Gerichtsurteil gegen Italiens Premier: Berlusconi muss 560 Millionen blechen
Vor gut 20 Jahren hat sich Berlusconi den größten italienischen Verlag illegal unter den Nagel gerissen. Dafür muss er jetzt bluten. Gewohnt schrill reagiert der Cavaliere-Clan.
ROM taz | Erneut muss Silvio Berlusconi eine schwere Niederlage einstecken. Am Samstag verurteilte ein Gericht in Mailand seine Familienholding Fininvest zur Zahlung einer Megaentschädigungssumme von 560 Millionen Euro; der Zahlungstitel ist sofort vollstreckbar. Die Richter zeigten sich davon überzeugt, dass Berlusconi sich vor gut 20 Jahren per Bestechung den größten italienischen Verlag widerrechtlich unter den Nagel gerissen hatte.

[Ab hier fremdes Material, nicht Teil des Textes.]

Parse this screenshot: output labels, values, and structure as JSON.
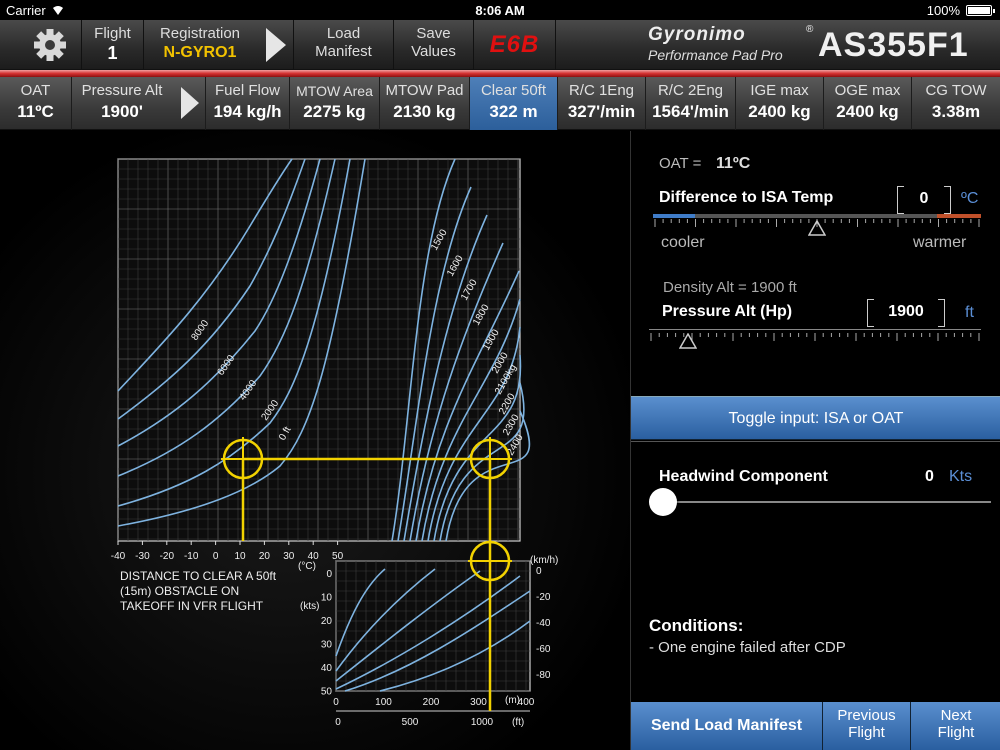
{
  "status": {
    "carrier": "Carrier",
    "time": "8:06 AM",
    "battery": "100%"
  },
  "toolbar": {
    "flight_label": "Flight",
    "flight_value": "1",
    "registration_label": "Registration",
    "registration_value": "N-GYRO1",
    "load_manifest_l1": "Load",
    "load_manifest_l2": "Manifest",
    "save_values_l1": "Save",
    "save_values_l2": "Values",
    "e6b": "E6B",
    "brand": "Gyronimo",
    "brand_sub": "Performance Pad Pro",
    "model": "AS355F1",
    "registration_color": "#f2c200"
  },
  "params": [
    {
      "label": "OAT",
      "value": "11ºC"
    },
    {
      "label": "Pressure Alt",
      "value": "1900'"
    },
    {
      "label": "Fuel Flow",
      "value": "194 kg/h"
    },
    {
      "label": "MTOW Area",
      "value": "2275 kg"
    },
    {
      "label": "MTOW Pad",
      "value": "2130 kg"
    },
    {
      "label": "Clear 50ft",
      "value": "322 m",
      "active": true
    },
    {
      "label": "R/C 1Eng",
      "value": "327'/min"
    },
    {
      "label": "R/C 2Eng",
      "value": "1564'/min"
    },
    {
      "label": "IGE max",
      "value": "2400 kg"
    },
    {
      "label": "OGE max",
      "value": "2400 kg"
    },
    {
      "label": "CG TOW",
      "value": "3.38m"
    }
  ],
  "chart_data": {
    "type": "line",
    "title": "",
    "caption": [
      "DISTANCE TO CLEAR A 50ft",
      "(15m) OBSTACLE ON",
      "TAKEOFF IN VFR FLIGHT"
    ],
    "temp_axis": {
      "unit": "(°C)",
      "ticks": [
        "-40",
        "-30",
        "-20",
        "-10",
        "0",
        "10",
        "20",
        "30",
        "40",
        "50"
      ]
    },
    "altitude_curves": [
      "8000",
      "6000",
      "4000",
      "2000",
      "0 ft"
    ],
    "weight_curves": [
      "1500",
      "1600",
      "1700",
      "1800",
      "1900",
      "2000",
      "2100kg",
      "2200",
      "2300",
      "2400"
    ],
    "wind_axis_kts": {
      "unit": "(kts)",
      "ticks": [
        "0",
        "10",
        "20",
        "30",
        "40",
        "50"
      ]
    },
    "wind_axis_kmh": {
      "unit": "(km/h)",
      "ticks": [
        "0",
        "20",
        "40",
        "60",
        "80"
      ]
    },
    "distance_axis_m": {
      "unit": "(m)",
      "ticks": [
        "0",
        "100",
        "200",
        "300",
        "400"
      ]
    },
    "distance_axis_ft": {
      "unit": "(ft)",
      "ticks": [
        "0",
        "500",
        "1000"
      ]
    },
    "result_distance_m": 322,
    "input_temp_c": 11,
    "line_color": "#7eb3e0",
    "marker_color": "#f2d200"
  },
  "right": {
    "oat_label": "OAT =",
    "oat_value": "11ºC",
    "isa_diff_label": "Difference to ISA Temp",
    "isa_diff_value": "0",
    "isa_diff_unit": "ºC",
    "cooler": "cooler",
    "warmer": "warmer",
    "density_alt": "Density Alt = 1900 ft",
    "pressure_alt_label": "Pressure Alt (Hp)",
    "pressure_alt_value": "1900",
    "pressure_alt_unit": "ft",
    "toggle_label": "Toggle input: ISA or OAT",
    "headwind_label": "Headwind Component",
    "headwind_value": "0",
    "headwind_unit": "Kts",
    "conditions_title": "Conditions:",
    "conditions_text": "- One engine failed after CDP",
    "send_manifest": "Send Load Manifest",
    "prev_l1": "Previous",
    "prev_l2": "Flight",
    "next_l1": "Next",
    "next_l2": "Flight"
  }
}
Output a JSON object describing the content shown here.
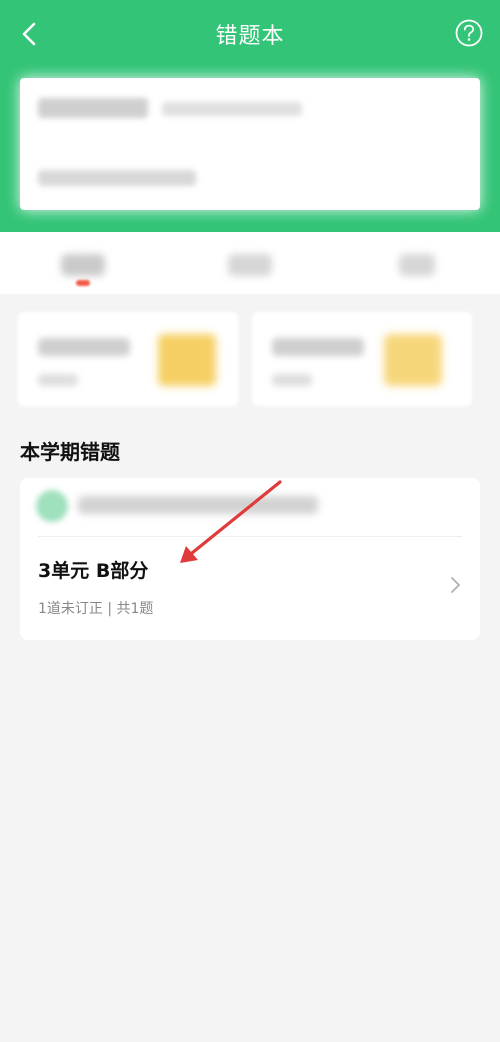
{
  "header": {
    "title": "错题本",
    "back_icon": "chevron-left-icon",
    "help_icon": "question-circle-icon"
  },
  "section": {
    "title": "本学期错题"
  },
  "error_item": {
    "title": "3单元 B部分",
    "meta": "1道未订正 | 共1题"
  },
  "colors": {
    "brand_green": "#33c477",
    "background": "#f4f4f4",
    "annotation_arrow": "#e03a3a"
  }
}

Über den Geldsegen darf sich Carlo De Benedetti freuen, der mit seiner Verlagsholding CIR seit 1989 im Rechtsstreit mit Berlusconi liegt. Gegenstand des Konfliktes war und ist das Verlagshaus Mondadori, der größte italienische Buch- und Zeitschriftenverlag.
1985 hatte die Verlegerfamilie Mondadori Carlo De Benedetti als Retter gerufen und als Minderheitsaktionär beteiligt. Im Jahr 1989 erreichte De Benedetti von einem Teil der Familie die vertraglich bindende Zusage, deren Aktienpaket übernehmen und so zum Mehrheitsaktionär aufsteigen zu können. Daraufhin brachte De Benedetti auch seine verlegerischen Aktivitäten bei Mondadori ein: die linksliberale Tageszeitung La Repubblica, das politische Wochenmagazin LEspresso sowie mehrere regionale Tageszeitungen.

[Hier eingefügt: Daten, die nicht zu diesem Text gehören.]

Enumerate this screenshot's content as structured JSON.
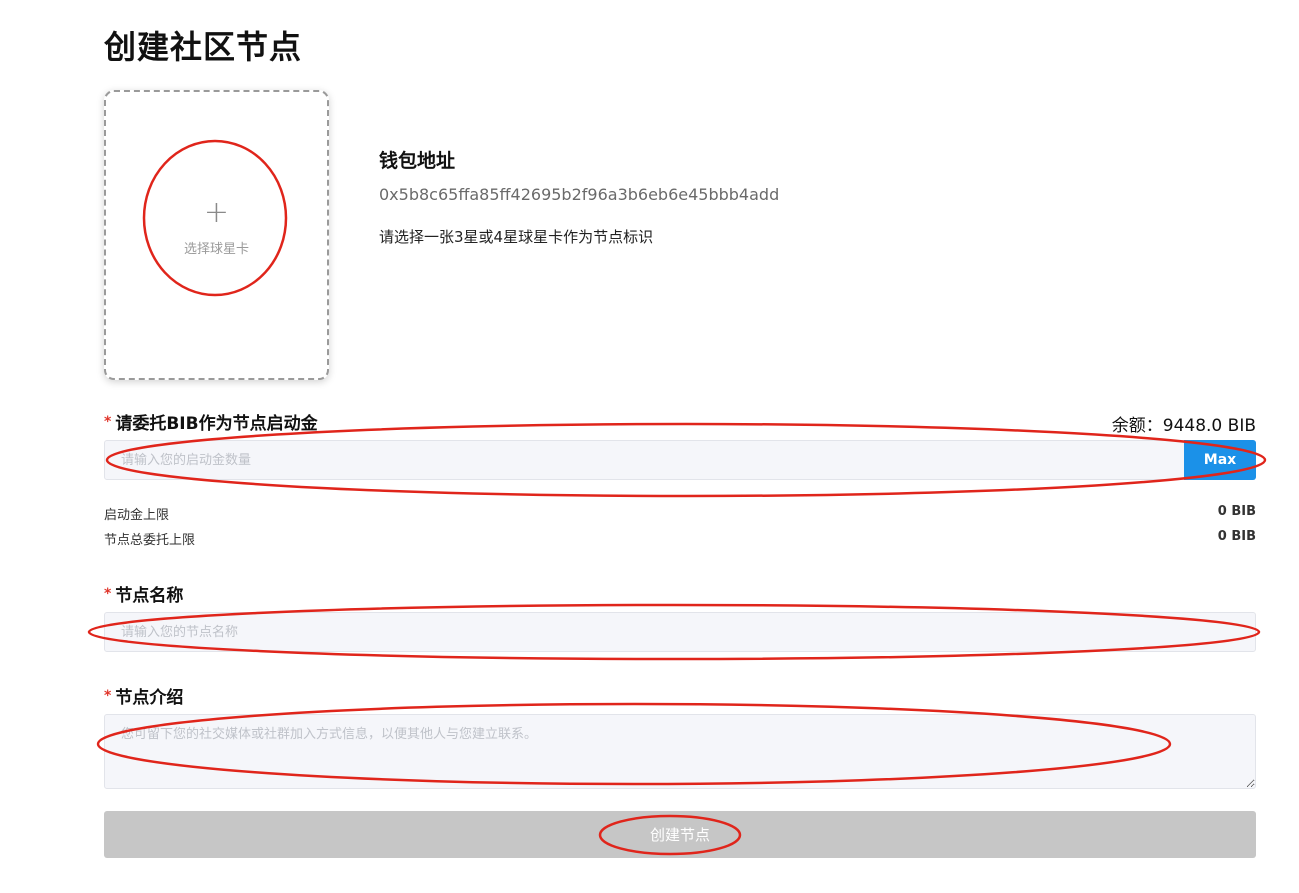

Doch dann trat Berlusconi auf den Plan: Er überzeugte die Erbengemeinschaft der Mondadori, den Vertrag mit De Benedetti zu brechen und ihr Aktienpaket an Berlusconi abzutreten. Damals hatte Berlusconi schon mit drei TV-Sendern das unangefochtene Monopol des privaten Fernsehmarktes erobert; nun stieg er auch zum größten Verleger des Landes auf.
Aber ein von den Konfliktparteien angerufenes Schiedsgericht gab De Benedetti recht. Kein Problem für Berlusconi: Er rief eine Zivilkammer in Rom an - und hatte im Januar 1991 Erfolg. Er durfte die Kontrolle bei Mondadori übernehmen. In einem Kompromiss einigte er sich schließlich mit De Benedetti darauf, dem Geschlagenen wenigstens La Repubblica, LEspresso und die Regionalzeitungen zurückzugeben. Berlusconi hält seitdem ein Zeitschriftenimperium mit dem politischen Wochenmagazin Panorama, mit TV-Zeitschriften, Klatschblättern und Frauenmagazinen, die ihm für seinen politischen Aufstieg sehr nützlich wurden.
Wie jetzt die Mailänder Richter mit ihrem Beschluss unterstrichen, verdankte sein Sieg sich allein der Zahlung einer Bestechungssumme von 470 Millionen Lire an den für das seinerzeitige, völlig überraschende Urteil zuständigen Richter. Im Strafprozess war Berlusconi noch schadlos davongekommen, wie so oft wegen Verjährung der Tat, während zwei seiner Anwälte sowie der korrupte Richter zu Haftstrafen verurteilt wurden.
Mit den gewohnt schrillen Tönen reagieren jetzt die Familie Berlusconis und seine politischen Gefolgsleute auf das Entschädigungsurteil. "Keinen Euro" schulde die Fininvest dem Prozessgegner Carlo De Benedetti, giftete Silvios Tochter Marina, die als Präsidentin den Mondadori-Verlag leitet. "Ein Raub", tönen derweil unisono die Vertreter der Berlusconi-Partei Volk der Freiheit; natürlich handele es sich hier um "ein politisches Urteil".
De Benedettis Holding CIR entgegnete in einer Pressemitteilung trocken, in dem jetzt in zweiter Instanz abgeschlossenen Zivilprozess sei es allein um "den Markt und zwei Unternehmer, nicht um die Politik" gegangen: "Der Markt wurde korrumpiert. Die Gerechtigkeit wird jetzt wiederhergestellt."
Berlusconis Abgeordnete wollen jetzt mit einem Ad-hoc-Gesetz die Zahlung stoppen. Der Versuch aber droht am Staatspräsidenten Giorgio Napolitano zu scheitern, der dieses Gesetz am Ende abzeichnen müsste.